Flow cytometry on a couple of samples yields millions of cells so p numbers are tiny (even when sampling few individuals) - is this valid?

I recently did flow cytometry to quantify cell numbers on 4 similar samples from one group and 4 from another different group (n=4). The samples each contained millions of cells and I wanted to compare the cell populations for a difference. For simplicity let's say n=1 million (mixed cells). For specific cell types in that mix, I created a contingency table and tested for a difference between mean cell proportions in the sample. I used the Chi squared test for a difference between two different non-parametric samples.

So for example, if I had a mean of 10,000 type A cells in group 1 and 1,000 type A cells in group 2, I also had 990,000 other cells in group 1 and 999,000 other cell types in group 2.

So the p value with these large numbers of cells comes out tiny.

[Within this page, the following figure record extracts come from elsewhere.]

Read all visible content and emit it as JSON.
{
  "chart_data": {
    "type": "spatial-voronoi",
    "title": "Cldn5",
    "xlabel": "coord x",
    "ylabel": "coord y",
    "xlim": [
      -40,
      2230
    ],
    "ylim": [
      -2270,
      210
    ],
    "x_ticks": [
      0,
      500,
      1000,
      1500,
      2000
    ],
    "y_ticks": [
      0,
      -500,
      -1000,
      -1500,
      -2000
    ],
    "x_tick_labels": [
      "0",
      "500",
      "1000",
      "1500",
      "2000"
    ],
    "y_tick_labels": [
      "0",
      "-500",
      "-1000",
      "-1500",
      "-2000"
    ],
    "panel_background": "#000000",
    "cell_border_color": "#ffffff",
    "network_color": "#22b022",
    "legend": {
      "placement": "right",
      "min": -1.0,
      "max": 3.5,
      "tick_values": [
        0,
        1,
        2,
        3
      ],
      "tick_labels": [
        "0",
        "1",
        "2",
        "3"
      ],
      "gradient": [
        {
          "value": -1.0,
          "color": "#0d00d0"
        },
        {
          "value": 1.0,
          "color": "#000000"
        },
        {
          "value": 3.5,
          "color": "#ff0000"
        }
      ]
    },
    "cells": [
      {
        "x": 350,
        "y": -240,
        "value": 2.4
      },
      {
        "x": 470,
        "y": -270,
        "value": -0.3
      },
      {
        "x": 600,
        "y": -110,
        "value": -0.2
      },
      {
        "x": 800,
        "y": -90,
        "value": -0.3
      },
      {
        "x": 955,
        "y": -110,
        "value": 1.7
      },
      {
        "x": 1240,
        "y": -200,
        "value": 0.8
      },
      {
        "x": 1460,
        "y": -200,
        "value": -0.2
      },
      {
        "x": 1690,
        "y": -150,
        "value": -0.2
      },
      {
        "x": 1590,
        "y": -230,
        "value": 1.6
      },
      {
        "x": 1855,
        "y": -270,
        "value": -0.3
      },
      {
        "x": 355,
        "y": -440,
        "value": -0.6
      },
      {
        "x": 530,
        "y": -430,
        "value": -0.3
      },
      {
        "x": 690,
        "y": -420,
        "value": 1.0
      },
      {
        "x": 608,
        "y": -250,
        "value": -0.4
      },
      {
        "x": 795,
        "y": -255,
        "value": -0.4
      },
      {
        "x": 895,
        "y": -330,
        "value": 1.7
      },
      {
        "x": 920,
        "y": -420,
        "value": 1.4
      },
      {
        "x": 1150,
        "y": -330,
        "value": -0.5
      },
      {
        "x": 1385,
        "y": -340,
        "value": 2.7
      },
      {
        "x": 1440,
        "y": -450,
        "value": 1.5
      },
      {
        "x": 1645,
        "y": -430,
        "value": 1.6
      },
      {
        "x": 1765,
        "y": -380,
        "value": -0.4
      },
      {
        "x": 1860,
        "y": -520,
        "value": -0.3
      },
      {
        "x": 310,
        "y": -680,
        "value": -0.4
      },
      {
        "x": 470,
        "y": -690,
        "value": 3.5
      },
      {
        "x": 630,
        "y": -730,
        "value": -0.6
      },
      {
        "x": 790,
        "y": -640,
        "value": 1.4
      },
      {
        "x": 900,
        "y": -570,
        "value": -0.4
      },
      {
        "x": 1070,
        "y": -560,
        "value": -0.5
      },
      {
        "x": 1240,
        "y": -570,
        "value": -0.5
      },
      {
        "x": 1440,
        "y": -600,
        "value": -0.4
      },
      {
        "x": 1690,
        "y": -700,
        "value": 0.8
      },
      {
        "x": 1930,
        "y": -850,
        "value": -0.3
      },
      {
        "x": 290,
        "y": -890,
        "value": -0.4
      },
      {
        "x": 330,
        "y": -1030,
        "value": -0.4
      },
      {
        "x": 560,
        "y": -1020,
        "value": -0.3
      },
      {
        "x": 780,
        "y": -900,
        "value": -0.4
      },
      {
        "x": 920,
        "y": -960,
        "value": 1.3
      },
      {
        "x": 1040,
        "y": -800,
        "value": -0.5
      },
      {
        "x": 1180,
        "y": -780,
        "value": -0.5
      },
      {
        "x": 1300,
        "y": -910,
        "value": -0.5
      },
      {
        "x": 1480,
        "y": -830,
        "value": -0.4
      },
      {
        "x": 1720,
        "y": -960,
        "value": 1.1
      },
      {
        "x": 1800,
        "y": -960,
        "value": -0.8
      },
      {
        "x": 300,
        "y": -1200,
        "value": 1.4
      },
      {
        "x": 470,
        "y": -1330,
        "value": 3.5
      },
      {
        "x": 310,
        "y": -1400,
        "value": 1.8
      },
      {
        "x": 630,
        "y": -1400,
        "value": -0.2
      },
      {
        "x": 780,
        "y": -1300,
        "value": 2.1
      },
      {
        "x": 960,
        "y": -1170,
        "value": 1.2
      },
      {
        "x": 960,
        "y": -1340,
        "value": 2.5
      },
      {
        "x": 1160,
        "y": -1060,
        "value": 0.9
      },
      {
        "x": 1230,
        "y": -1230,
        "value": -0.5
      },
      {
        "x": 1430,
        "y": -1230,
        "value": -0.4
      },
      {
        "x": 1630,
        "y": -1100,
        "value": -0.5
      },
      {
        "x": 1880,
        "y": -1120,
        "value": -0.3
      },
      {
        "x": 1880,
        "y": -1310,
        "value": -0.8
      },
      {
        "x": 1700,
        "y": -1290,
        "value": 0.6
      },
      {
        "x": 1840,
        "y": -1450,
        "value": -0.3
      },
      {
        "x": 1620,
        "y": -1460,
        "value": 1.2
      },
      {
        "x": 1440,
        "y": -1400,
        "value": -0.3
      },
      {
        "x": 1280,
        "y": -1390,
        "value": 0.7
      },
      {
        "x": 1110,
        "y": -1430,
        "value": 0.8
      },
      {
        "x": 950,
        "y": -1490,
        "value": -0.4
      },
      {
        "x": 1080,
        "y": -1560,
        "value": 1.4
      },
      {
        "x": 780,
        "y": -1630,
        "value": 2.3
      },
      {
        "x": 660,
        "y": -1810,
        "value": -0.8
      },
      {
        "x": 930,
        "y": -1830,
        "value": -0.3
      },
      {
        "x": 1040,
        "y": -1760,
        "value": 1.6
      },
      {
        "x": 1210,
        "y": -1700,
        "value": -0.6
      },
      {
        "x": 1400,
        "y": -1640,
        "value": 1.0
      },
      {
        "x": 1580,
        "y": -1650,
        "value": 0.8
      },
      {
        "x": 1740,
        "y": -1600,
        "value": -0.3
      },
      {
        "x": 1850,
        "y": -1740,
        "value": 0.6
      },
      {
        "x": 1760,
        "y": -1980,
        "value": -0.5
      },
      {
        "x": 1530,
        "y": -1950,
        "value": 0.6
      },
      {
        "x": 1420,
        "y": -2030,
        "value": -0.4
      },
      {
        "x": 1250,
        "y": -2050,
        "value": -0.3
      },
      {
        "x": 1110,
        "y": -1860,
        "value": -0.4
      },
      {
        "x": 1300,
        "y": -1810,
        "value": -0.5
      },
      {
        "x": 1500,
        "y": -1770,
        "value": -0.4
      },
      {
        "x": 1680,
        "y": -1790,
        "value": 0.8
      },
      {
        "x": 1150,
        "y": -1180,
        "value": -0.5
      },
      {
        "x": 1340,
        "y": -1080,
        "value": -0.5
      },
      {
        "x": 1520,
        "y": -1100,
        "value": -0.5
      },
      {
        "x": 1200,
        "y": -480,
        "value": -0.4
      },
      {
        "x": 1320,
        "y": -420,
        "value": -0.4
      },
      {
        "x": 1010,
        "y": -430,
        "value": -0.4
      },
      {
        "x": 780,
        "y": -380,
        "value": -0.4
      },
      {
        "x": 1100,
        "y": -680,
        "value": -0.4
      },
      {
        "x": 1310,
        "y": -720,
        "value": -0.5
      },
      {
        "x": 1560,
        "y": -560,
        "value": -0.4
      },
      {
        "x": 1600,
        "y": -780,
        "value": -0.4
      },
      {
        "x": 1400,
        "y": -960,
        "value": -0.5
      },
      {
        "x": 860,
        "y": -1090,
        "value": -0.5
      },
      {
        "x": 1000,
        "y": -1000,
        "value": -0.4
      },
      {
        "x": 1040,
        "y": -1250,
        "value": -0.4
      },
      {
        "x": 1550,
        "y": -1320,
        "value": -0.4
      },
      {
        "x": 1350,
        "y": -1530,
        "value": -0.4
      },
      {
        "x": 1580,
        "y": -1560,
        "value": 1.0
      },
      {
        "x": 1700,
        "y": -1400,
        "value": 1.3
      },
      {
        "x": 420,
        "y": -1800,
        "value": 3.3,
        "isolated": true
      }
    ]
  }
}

My question is, if I only sampled 4 individuals, but then ran my stats tests against very large numbers of something contained within those 4 individuals, is this valid? To take it to its extreme, I could have compared 1 individual against 1 other (n=1) and still have done stats tests on cell numbers which would seem very high powered, but it's only powered for those two individuals. How do I describe this? Can/should I do the test at all? If not, then what n number of individuals do I need before I can say this is valid (given that when I test the cells I will have very high n numbers and no issue with the tests being underpowered)?

Also, is the chi squared test the correct test (I assumed the data are not normally distributed, but should I assume normality, or test for it, and then potentially run a t test)?

• I find this question interesting and gave an upvote, but you might have better luck on the bioinformatics Stack.